Выбрать главу

— Ты! — вскрикнула Тоня, будто ее ударили чем-то острым. Зачем же ты!.. — И она выскочила из землянки, дрожащая, гневная, сдерживая слезы.

Рыжухин взял снаряжение и вышел вслед за ней. Осмотрелся — ни у кухни, ни у кустарников ее не было.

Луна и впрямь уже просвечивала между стволами берез и, казалось, тайком подглядывает за всем, что происходит в этих дремучих зарослях.

«Ну чего уставилась?» — мысленно выругался Рыжухин, злясь не столько на луну, сколько на самого себя.

И решительно зашагал по тропке.

II

— Вятликов, ты меня любишь?

— Чего? — удивленно, все еще не понимая, о чем идет речь, отозвался Вятликов.

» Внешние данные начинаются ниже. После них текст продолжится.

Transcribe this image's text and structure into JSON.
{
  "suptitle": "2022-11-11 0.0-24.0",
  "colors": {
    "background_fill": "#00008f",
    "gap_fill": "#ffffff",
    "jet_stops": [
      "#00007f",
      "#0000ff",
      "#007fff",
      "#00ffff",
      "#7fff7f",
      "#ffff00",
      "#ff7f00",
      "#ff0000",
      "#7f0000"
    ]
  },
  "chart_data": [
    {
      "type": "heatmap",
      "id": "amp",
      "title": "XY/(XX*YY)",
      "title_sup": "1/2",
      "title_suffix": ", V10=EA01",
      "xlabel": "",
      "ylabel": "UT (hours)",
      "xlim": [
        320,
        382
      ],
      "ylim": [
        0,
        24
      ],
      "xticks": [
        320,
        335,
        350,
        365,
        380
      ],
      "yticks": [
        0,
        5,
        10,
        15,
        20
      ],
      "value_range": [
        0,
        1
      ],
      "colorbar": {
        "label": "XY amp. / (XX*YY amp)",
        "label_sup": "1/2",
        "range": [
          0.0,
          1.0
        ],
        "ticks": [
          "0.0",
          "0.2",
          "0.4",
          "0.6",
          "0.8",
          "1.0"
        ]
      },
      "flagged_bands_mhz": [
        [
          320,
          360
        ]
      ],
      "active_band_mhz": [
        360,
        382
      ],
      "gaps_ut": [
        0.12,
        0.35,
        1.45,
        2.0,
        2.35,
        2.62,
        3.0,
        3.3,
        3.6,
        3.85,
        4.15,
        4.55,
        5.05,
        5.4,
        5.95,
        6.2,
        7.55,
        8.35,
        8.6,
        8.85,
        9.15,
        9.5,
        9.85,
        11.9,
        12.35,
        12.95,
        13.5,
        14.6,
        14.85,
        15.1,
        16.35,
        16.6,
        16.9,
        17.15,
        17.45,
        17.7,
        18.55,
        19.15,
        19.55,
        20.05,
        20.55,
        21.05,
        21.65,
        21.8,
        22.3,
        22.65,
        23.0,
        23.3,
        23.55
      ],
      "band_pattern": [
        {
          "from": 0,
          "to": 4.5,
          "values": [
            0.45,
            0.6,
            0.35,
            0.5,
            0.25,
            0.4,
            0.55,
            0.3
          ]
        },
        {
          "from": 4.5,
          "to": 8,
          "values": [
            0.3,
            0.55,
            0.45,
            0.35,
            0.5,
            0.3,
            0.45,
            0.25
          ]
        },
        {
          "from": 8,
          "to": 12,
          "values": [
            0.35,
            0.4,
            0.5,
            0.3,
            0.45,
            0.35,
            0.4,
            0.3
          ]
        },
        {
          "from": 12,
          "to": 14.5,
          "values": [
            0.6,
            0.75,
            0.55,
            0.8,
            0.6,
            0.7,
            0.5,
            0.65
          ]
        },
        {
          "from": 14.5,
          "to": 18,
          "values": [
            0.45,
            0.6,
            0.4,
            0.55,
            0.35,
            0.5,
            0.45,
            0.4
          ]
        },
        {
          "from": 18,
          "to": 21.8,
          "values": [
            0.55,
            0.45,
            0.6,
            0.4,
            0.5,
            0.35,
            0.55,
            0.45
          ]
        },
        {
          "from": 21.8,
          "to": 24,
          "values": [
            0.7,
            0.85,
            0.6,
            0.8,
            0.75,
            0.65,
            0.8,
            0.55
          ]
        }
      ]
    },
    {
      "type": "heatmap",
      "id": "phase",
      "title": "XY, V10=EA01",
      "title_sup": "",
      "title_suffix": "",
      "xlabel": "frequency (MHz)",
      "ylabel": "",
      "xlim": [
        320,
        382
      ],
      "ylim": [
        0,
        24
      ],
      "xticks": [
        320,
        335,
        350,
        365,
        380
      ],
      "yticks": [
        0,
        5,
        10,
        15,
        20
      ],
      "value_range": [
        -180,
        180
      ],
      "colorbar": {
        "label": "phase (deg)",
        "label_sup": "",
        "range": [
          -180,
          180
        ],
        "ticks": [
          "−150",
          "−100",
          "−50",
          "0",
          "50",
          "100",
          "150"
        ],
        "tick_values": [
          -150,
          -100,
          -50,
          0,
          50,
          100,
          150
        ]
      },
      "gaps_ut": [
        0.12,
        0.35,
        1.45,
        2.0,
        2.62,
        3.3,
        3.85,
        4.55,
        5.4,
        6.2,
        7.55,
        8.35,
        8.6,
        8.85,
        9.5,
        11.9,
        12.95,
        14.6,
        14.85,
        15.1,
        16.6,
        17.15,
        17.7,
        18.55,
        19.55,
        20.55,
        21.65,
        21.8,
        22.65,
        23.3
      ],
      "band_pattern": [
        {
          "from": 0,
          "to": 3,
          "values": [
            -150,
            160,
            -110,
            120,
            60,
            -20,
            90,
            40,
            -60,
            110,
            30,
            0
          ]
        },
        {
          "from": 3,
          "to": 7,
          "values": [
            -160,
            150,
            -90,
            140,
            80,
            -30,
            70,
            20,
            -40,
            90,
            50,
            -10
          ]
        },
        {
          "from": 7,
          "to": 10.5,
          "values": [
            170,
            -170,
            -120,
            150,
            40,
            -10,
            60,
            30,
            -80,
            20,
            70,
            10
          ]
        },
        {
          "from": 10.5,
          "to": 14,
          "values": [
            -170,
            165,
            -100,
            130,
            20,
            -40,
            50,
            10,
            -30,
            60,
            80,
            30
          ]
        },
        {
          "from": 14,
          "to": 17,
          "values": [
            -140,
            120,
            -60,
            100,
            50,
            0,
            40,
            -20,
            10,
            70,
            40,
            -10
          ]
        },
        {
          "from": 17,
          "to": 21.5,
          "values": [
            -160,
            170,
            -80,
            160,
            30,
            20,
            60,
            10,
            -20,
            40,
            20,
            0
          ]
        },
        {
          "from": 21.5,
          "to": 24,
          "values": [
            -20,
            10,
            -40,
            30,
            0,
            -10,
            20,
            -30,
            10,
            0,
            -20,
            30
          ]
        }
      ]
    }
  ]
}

— Ну хоть капельку любишь? — продолжала спрашивать Тоня, орудуя большим черпаком в котле, который, как живой, шумно вдыхал горячий водянистый пар.

Вятликов обычно самым первым появлялся возле полевой кухни, словно по запаху чуя, что пища готова. Он садился поближе к Тоне, не спускал с нее подернутых ленцой глаз, и она никак не могла понять, любуется он ею или ждет, когда она нальет ему добрую порцию густого варева.

— Спрашиваешь, — сказал Вятликов, облизываясь. — Весь отряд об этом говорит, — с гордостью подчеркнул он. — А только ты вот, небось, мои сапоги, считай, ни разу не высушила.

— Ой, Вятликов! — обрадованно воскликнула Тоня, по его настроению чувствуя, что с ним можно будет договориться. — Высушу! Ты думаешь, мне трудно?

— Посмотрим, — загадочно сказал Вятликов, и его румяное лицо стало не таким сонным как было.

— Вот увидишь, Вятликов, — убеждала его Тоня, выжидая удобный момент, чтобы сказать ему главное. — Подставляй котелок, я тебе с самого дна зачерпну. Ты же у меня, Вятликов, настоящий Портос!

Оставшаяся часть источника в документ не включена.